DH's ex is a nice, reasonable person and we all get on together. DH still drops in to see his ex MIL occasionally too.
It wasn't always easy, money could be tight and I was sometimes resentful but we're nudging 20 years down this road now.

sqirrelfriends · 01/01/2020 19:13

My DSD is a joy and is growing into really lovely woman. I'm very lucky to have her in my life.

Her mum has been a pain in the past though even though I met DH long after they split.

Rhcat1 · 01/01/2020 19:38

Being a step parent has certainly changed my life for the better. Before I met my boyfriend who has two kids under 8, I was a bit of a plonky going out a lot and generally a little lost in life. 2.5 years on and I've got an amazing bond with his kids, expecting my first baby in a few months and couldn't think of better siblings for her. These little amazing people come into your life and give it an entire new meaning. It can be hard, I do think being a step parent at times can be a thankless job, but it's 100% rewarding, especially when they come for cuddles and tell you how much they love you. Melts my heart everytime.
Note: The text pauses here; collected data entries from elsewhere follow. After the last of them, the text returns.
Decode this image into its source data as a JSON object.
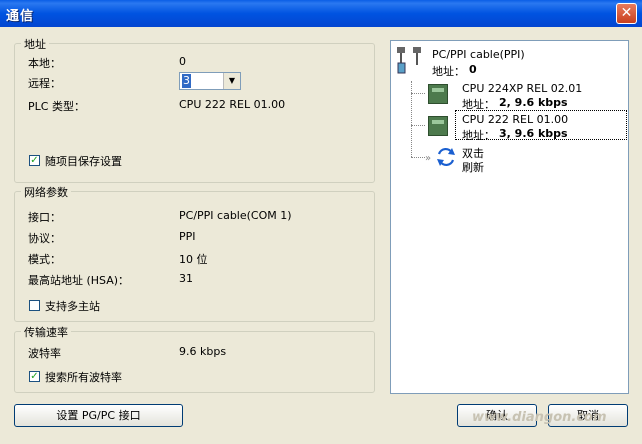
{
  "window": {
    "title": "通信",
    "close_glyph": "✕"
  },
  "address_group": {
    "title": "地址",
    "local_label": "本地：",
    "local_value": "0",
    "remote_label": "远程：",
    "remote_value": "3",
    "plc_type_label": "PLC 类型：",
    "plc_type_value": "CPU 222 REL 01.00",
    "save_with_project_label": "随项目保存设置",
    "save_with_project_checked": true
  },
  "network_group": {
    "title": "网络参数",
    "interface_label": "接口：",
    "interface_value": "PC/PPI cable(COM 1)",
    "protocol_label": "协议：",
    "protocol_value": "PPI",
    "mode_label": "模式：",
    "mode_value": "10 位",
    "hsa_label": "最高站地址 (HSA)：",
    "hsa_value": "31",
    "multi_master_label": "支持多主站",
    "multi_master_checked": false
  },
  "baud_group": {
    "title": "传输速率",
    "baud_label": "波特率",
    "baud_value": "9.6 kbps",
    "search_all_label": "搜索所有波特率",
    "search_all_checked": true
  },
  "buttons": {
    "set_pgpc": "设置 PG/PC 接口",
    "ok": "确认",
    "cancel": "取消"
  },
  "tree": {
    "cable_name": "PC/PPI cable(PPI)",
    "cable_addr_label": "地址：",
    "cable_addr_value": "0",
    "devices": [
      {
        "name": "CPU 224XP REL 02.01",
        "addr_text": "地址：",
        "addr_value": "2, 9.6 kbps"
      },
      {
        "name": "CPU 222 REL 01.00",
        "addr_text": "地址：",
        "addr_value": "3, 9.6 kbps"
      }
    ],
    "refresh_line1": "双击",
    "refresh_line2": "刷新"
  },
  "watermark": "www.diangon.com"
}
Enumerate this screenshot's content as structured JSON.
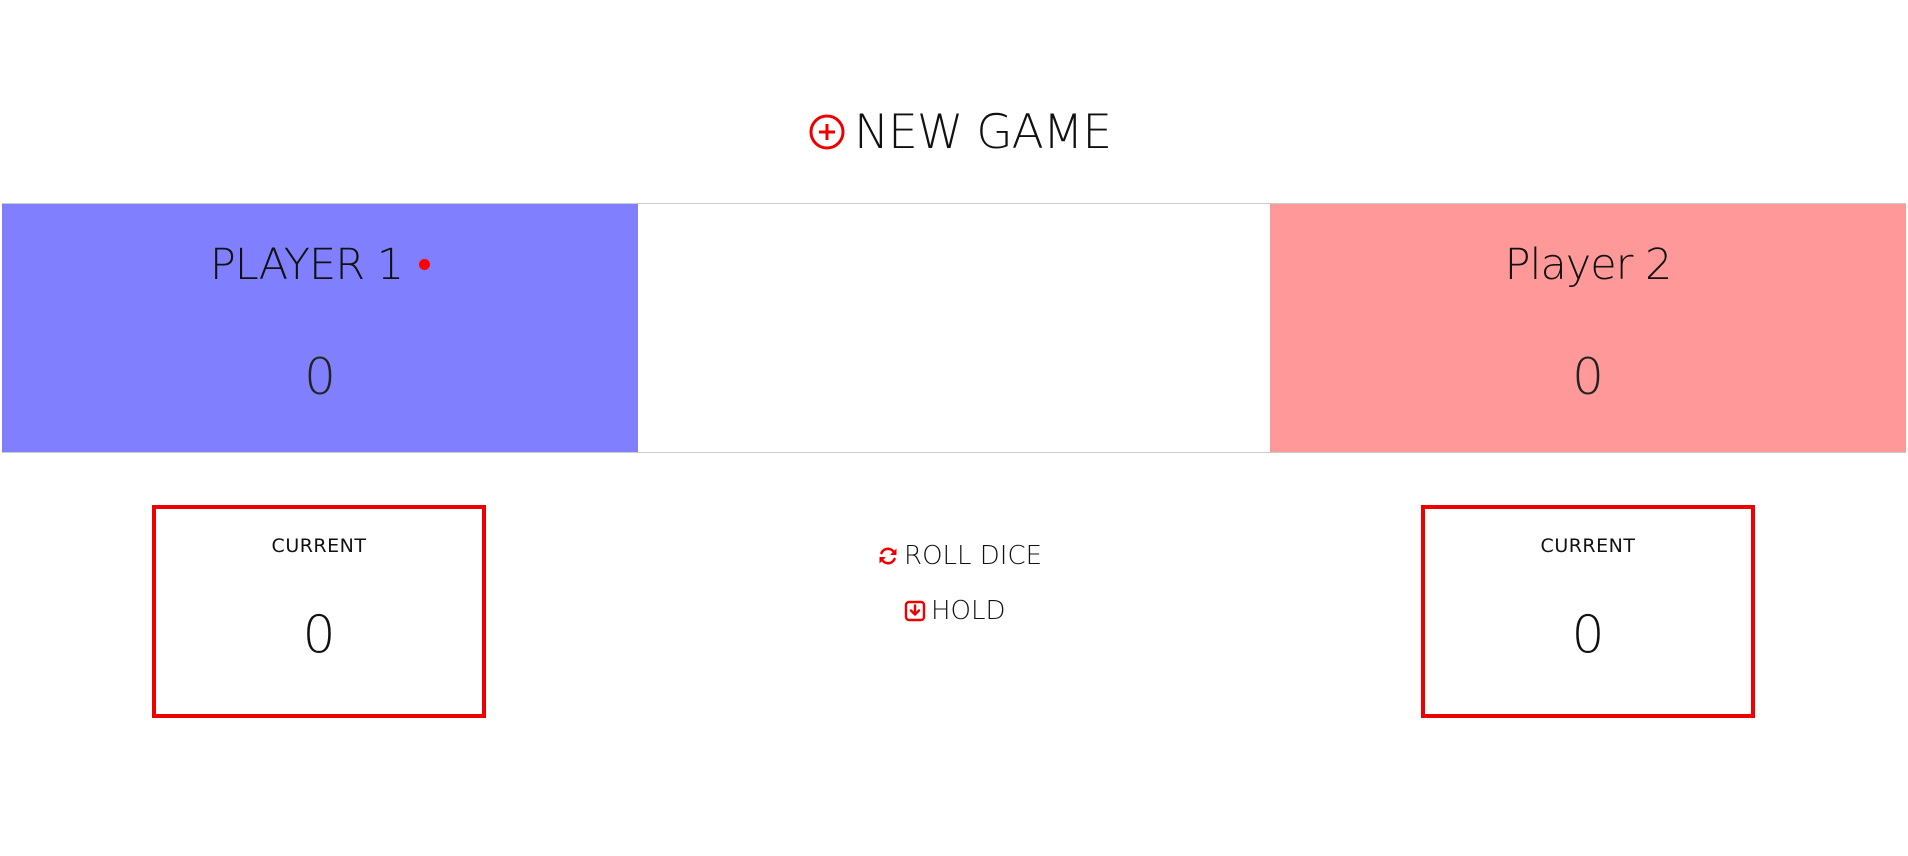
{
  "controls": {
    "new_game_label": "NEW GAME",
    "new_game_icon": "plus-circle-icon",
    "roll_dice_label": "ROLL DICE",
    "roll_dice_icon": "refresh-icon",
    "hold_label": "HOLD",
    "hold_icon": "download-square-icon"
  },
  "players": [
    {
      "name": "PLAYER 1",
      "score": "0",
      "current_label": "CURRENT",
      "current_score": "0",
      "active": true,
      "panel_color": "#8080ff"
    },
    {
      "name": "Player 2",
      "score": "0",
      "current_label": "CURRENT",
      "current_score": "0",
      "active": false,
      "panel_color": "#ff9999"
    }
  ],
  "colors": {
    "accent": "#ee0000",
    "active_indicator": "#ff0000"
  }
}
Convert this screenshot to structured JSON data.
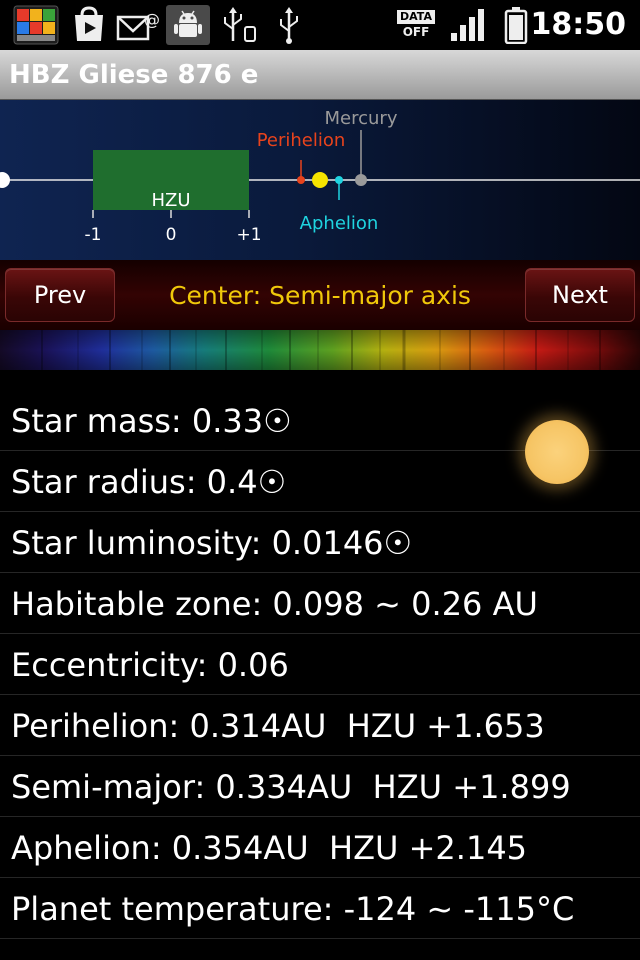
{
  "status_bar": {
    "time": "18:50",
    "data_line1": "DATA",
    "data_line2": "OFF",
    "icons": [
      "avg-icon",
      "play-store-icon",
      "missed-mail-icon",
      "android-debug-icon",
      "usb-icon",
      "usb-icon"
    ]
  },
  "app": {
    "title": "HBZ Gliese 876 e"
  },
  "diagram": {
    "hzu_label": "HZU",
    "ticks": [
      "-1",
      "0",
      "+1"
    ],
    "perihelion_label": "Perihelion",
    "aphelion_label": "Aphelion",
    "mercury_label": "Mercury",
    "colors": {
      "hzu_box": "#1f6e2e",
      "perihelion": "#e8431c",
      "planet": "#f5e400",
      "aphelion": "#1fd4e0",
      "mercury": "#9a9a9a"
    }
  },
  "nav": {
    "prev_label": "Prev",
    "next_label": "Next",
    "center_label": "Center: Semi-major axis"
  },
  "info": {
    "star_mass": "Star mass: 0.33☉",
    "star_radius": "Star radius: 0.4☉",
    "star_luminosity": "Star luminosity: 0.0146☉",
    "habitable_zone": "Habitable zone: 0.098 ~ 0.26 AU",
    "eccentricity": "Eccentricity: 0.06",
    "perihelion": "Perihelion: 0.314AU  HZU +1.653",
    "semi_major": "Semi-major: 0.334AU  HZU +1.899",
    "aphelion": "Aphelion: 0.354AU  HZU +2.145",
    "planet_temperature": "Planet temperature: -124 ~ -115°C"
  },
  "star_color": "#f6c565"
}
UniversallyUnchallenged · 01/01/2020 19:49

I have the best step kids (3 girls) ever, I adore them. It has actually been easy, enjoyable and fun - even the teenage years. To be fair, you couldn’t not love them, they make life better just being with them. All just left (all grown up with babies and houses), can’t imagine life without them. On days like this I love sitting back and just watching them (and our son), how they all snuggle in (he’s a teenager), good tempered arguing and messing.

It’s been a gift to me - wouldn’t change a thing

Candyfloss99 · 01/01/2020 19:51

Every child is a gift.

NewNameSameOldGame · 01/01/2020 20:54

Every child is a gift
🤣🤣🤣🤣

Tyersal · 01/01/2020 21:05

So are you and your posts @candyfloss99

JacquesHammer · 01/01/2020 21:09

I don’t have a step-child but I think my DD’s step-mother is a gift. She’s enriched DD’s life in many ways, for which I’m very grateful.